Web Sites aren’t Made for Ampersands

Today I've had a little fun with ampersands. Those little buggers are nasty to get right in the URLs and the HTML pages and XML config files of a typical Tomcat web site. But after having done it enough today, I think the rules are pretty simple, but need to be followed to the letter.

In URLs - Escape, Escape, Escape!

If you're in a JSP, or Java, in general, then the easiest thing for a URL is to use the URLEncoder that's in the standard JDK. It's possible to do the manual replacement, but it's so easy to use the URLEncoder that there's really no reason to do it the hard way.

  StringBuilder  vars = new StringBuilder();
 
  var.append("report=").append(URLEncoder.encode(report));
  var.append("&page=").append(URLEncoder.encode(page));
  var.append("&name=").append(URLEncoder.encode(name));

it's so easy, that there's no reason not to.
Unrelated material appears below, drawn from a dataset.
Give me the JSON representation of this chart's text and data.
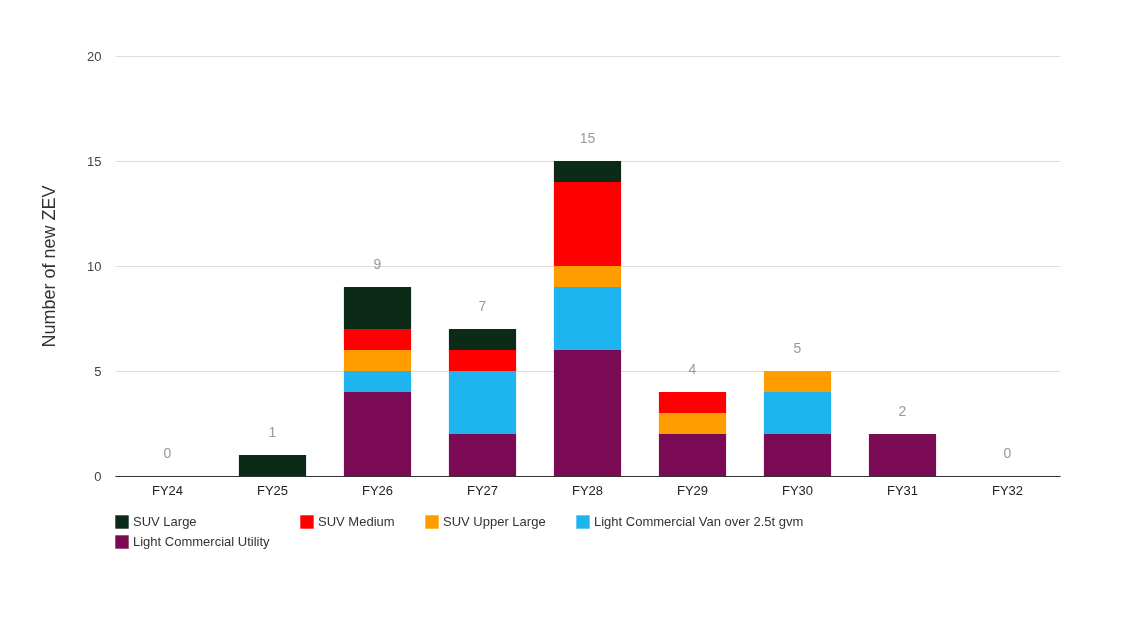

However, a surprising number of developers forget to do this simple act.

In HTML Pages Go Verbose

It's been said that the escape sequence & is one of the most verbose HTML escape sequences, and I have to agree. It's a mess, but it needs to exist for the reason that the ampersand is the escape sequence initiator. So it goes. In HTML, use it. It's just what you have to do.

In XML Config Go Verbose Again

It makes a little bit of sense to have the HTML and XML escape sequences for ampersand the same, but as with other things, I would not have been surprised if it had worked out that things were different in the two markups. What I am surprised at is that the URL escape code (%26) is not allowed in the XML config files, but then again, I guess it's exclusively for the URLs.

There's what I learned today. Doesn't sound like much, but it was a pain to pin down.